The church: Broughty Ferry Baptist, Tayside, Scotland.
Denomination: Baptist Union of Scotland.
The building: An old grey stone listed building, just by the road, with a hall at the back and a stretch of lawn at one side. Inside is bright, with cream and pink walls, the original plain glass windows, and pumpkin-shaped lights. Beautiful artistic banners hang in various places. The area above the platform where the communion table sits is octagonal.
The church: They are what seems to be a very inclusive community, a mixture of social classes and ethnic groups, all ages. They conduct programmes throughout the town, not just within the church, and are involved in caring for groups and individuals who need help!
The neighborhood: Tayside is a pretty town on the Tay Estuary, featuring old stone houses, quaint railway gates, crossings, tunnels and bridges, and a long, wonderful, pure sandy beach where both locals and tourists swim and water-ski. There is a lifeboat station, a harbour, and a medieval castle turned into a museum where you can learn about the local whaling and fishing industries. When we walked the few yards from the church down to the sea, we saw a flock of at least fifty swans.
The cast: The pastor, the Rev. Kenneth W. Jefferson.
|What was the name of the service?
Morning worship with holy communion.
How full was the building?
Overflowing, packed. Some people were standing at the back and it looked as if we wouldn't be able to find anywhere to sit, but others squeezed and moved around to give us space. There must have been more than 100. There were loads of children and teenagers. I did notice that I was one of the few women wearing earrings, in violation of an old traditional Scots Protestant taboo.
Did anyone welcome you personally?
We were welcomed several times at both the outside door and the inner door, by the people standing at the back and by the ones who made space for us. They all smiled and spoke in a really friendly way.
Was your pew comfortable?
They were traditional, light wooden pews with cushions. We were comfortable, even though a bit squashed.
How would you describe the pre-service atmosphere?
It was buzzy and friendly, with everyone settling in and having quiet conversations with their neighbours or greeting each other as they came in.

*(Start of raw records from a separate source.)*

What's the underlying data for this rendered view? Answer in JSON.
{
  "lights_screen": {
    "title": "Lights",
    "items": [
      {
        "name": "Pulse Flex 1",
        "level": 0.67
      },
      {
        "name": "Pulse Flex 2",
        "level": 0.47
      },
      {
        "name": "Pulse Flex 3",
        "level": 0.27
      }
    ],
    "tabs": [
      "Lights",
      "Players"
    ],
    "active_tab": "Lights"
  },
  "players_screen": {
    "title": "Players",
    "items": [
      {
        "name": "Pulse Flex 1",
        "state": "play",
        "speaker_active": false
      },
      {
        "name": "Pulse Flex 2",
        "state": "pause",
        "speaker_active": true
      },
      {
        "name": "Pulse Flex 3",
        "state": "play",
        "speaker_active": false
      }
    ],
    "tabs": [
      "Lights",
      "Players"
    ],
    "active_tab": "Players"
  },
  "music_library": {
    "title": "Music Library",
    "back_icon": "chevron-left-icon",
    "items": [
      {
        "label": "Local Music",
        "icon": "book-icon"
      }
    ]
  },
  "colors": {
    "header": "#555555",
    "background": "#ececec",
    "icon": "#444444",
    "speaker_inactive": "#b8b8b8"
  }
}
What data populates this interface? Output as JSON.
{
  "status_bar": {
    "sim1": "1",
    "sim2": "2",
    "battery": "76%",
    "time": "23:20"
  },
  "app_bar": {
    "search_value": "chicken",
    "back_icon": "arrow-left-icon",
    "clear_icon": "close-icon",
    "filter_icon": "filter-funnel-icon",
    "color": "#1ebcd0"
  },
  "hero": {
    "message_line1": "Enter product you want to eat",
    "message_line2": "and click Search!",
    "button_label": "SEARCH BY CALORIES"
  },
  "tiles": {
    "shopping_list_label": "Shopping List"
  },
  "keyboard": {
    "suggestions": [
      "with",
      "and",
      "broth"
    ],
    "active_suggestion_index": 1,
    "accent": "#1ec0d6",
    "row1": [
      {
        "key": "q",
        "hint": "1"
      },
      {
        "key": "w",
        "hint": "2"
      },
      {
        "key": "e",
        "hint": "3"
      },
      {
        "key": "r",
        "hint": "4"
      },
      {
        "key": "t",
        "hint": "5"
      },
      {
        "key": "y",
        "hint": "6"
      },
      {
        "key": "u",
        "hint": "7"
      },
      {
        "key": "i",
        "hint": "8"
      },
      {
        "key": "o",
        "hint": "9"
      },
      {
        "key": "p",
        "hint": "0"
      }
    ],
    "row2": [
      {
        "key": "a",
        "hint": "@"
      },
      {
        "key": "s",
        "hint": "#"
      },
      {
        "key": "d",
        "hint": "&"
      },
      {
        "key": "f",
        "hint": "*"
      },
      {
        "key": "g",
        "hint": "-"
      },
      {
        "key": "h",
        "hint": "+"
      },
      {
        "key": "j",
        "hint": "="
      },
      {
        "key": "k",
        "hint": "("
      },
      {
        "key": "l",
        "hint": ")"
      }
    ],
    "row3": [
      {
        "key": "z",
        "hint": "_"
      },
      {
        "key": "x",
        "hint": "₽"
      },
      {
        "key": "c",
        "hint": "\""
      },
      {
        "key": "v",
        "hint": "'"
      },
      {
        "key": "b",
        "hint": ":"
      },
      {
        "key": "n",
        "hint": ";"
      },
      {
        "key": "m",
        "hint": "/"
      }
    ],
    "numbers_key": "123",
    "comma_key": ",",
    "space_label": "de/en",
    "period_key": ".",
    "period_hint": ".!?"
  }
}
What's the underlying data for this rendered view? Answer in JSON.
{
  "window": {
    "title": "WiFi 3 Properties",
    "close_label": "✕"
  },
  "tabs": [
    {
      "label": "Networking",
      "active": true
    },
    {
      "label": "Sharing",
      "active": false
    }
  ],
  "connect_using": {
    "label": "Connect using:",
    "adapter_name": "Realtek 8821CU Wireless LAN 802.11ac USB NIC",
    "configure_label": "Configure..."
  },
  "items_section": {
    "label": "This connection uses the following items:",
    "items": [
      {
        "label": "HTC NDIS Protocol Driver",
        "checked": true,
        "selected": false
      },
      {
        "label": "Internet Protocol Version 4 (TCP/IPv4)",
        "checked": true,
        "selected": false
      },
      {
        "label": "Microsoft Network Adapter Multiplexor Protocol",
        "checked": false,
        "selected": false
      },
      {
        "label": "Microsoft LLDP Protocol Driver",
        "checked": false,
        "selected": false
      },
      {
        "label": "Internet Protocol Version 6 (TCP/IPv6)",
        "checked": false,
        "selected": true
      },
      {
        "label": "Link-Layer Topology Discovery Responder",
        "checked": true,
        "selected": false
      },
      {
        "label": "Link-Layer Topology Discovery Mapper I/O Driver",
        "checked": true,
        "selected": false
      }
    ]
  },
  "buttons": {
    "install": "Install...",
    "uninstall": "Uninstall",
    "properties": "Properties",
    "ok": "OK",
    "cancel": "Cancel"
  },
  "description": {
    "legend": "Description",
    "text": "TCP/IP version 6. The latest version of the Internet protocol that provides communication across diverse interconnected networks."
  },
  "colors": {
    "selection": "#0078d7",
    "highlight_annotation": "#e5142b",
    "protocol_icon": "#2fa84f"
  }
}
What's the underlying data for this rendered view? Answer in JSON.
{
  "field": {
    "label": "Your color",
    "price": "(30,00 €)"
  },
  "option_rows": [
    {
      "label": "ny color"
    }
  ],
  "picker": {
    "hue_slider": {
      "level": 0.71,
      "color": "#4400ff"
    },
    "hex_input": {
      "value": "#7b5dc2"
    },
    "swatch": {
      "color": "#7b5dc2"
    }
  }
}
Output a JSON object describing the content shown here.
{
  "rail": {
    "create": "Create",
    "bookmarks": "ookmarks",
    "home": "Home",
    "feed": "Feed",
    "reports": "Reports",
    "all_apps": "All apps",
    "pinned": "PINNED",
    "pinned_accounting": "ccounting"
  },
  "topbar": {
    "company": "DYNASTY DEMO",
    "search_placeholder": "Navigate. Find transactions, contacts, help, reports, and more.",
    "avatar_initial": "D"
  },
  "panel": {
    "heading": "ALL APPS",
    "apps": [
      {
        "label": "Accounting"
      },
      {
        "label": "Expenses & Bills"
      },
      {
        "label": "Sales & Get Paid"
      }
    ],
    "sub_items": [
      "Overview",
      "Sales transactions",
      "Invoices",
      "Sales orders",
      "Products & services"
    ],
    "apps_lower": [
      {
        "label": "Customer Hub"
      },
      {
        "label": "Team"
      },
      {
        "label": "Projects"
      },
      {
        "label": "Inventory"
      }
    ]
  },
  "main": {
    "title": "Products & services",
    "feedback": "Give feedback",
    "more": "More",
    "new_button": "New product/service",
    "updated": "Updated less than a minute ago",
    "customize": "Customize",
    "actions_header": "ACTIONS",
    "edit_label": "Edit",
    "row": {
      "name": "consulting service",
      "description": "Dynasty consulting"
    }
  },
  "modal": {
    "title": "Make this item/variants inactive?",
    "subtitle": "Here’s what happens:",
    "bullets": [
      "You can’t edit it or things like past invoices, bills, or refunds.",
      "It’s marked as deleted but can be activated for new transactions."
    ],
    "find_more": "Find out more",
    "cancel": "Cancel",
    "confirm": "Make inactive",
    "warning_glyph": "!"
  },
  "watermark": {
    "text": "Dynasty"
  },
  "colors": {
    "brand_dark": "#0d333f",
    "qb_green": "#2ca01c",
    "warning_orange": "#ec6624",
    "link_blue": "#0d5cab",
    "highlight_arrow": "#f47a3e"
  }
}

What were the exact opening words of the service?
"Good morning! Welcome!"
What books did the congregation use during the service?
Everyone brought their own Bibles, which seemed to be all different versions. We were given a service sheet. The songs were on the overhead projector.
What musical instruments were played?
A praise band featuring guitars, wind instruments and drums, as well as vocalists.
Did anything distract you?
The banners kept attracting my attention. I tried to imagine what it would be like to sew at least one myself. One featured a sea motif and a biblical reference to Jesus.
Was the worship stiff-upper-lip, happy clappy, or what?
Very happy and somewhat "folky" with lots of well-played music. The Scots seem to have the gift of music in their blood. Everyone in the congregation instinctively took part in the service with their whole body. They sang the meaning of the words as well as the music and were actively worshipping, responding to God.
Exactly how long was the sermon?
On a scale of 1-10, how good was the preacher?
9 – Pastor Jefferson spoke about living as a Christian. He seemed very much aware that Christians are part of the whole world. Other sermons I have heard have sounded less aware of that.
In a nutshell, what was the sermon about?
The Christian faith is a demonstration of freedom from sin, death and fear. Christians have been found guilty, but the penalty has been paid and we are set free, not tagged. God never sends any of his servants on a fool's errand. When God calls, do it now! William Booth said, "God gives the mission and God gives the power." Alongside the gentleness of Jesus is always the granite of the Master who set his face like flint to go to Jerusalem. This is relevant to us because peer pressure can make us too open-minded, and that can sabotage our lives. Comunication, not confrontation, is what the church needs – not rivalry, which causes rupture. Stand firm in the liberty God gives us.
Which part of the service was like being in heaven?
The way we were welcomed so genuinely. Everyone seemed so pleased to see us. This went on all though the service and in the joy manifested in communion.
And which part was like being in... er... the other place?
Much as I enjoyed the real community, I wondered if, being an introvert, I could survive all the interaction. My companion was wallowing in it, but I just wanted to go down to the beach, away from the crowd.
What happened when you hung around after the service looking lost?
We didn't have a chance to hang around at all. We were taken through to the hall by the people who had already decided they were our friends, and were introduced to loads of others. Some time later in our holiday, we met some of these same people, who instantly recognised us, chatted with us again, and asked how we were doing.
How would you describe the after-service coffee?
Hot coffee, tea and nice cold juice, all in plastic cups. Children and adults alike all mingled and socialised together. People were coming round to offer us biscuits. It was very busy. Were were told they have a problem with wanting to have more space, but everything is listed and so they can't get planning permission.
How would you feel about making this church your regular (where 10 = ecstatic, 0 = terminal)?
8 – I really liked the people, the atmosphere, the involvement in the community, and the diversity of everything that this church is involved in. The banner-making group and the hill-walking group seem as important as the services themselves.
Did the service make you feel glad to be a Christian?
Yes, yes, yes. There was so much joy, and yet I realised how tough it is to be a Christian.
What one thing will you remember about all this in seven days' time?
The friendliness of the congregation and the great pumpkin lights.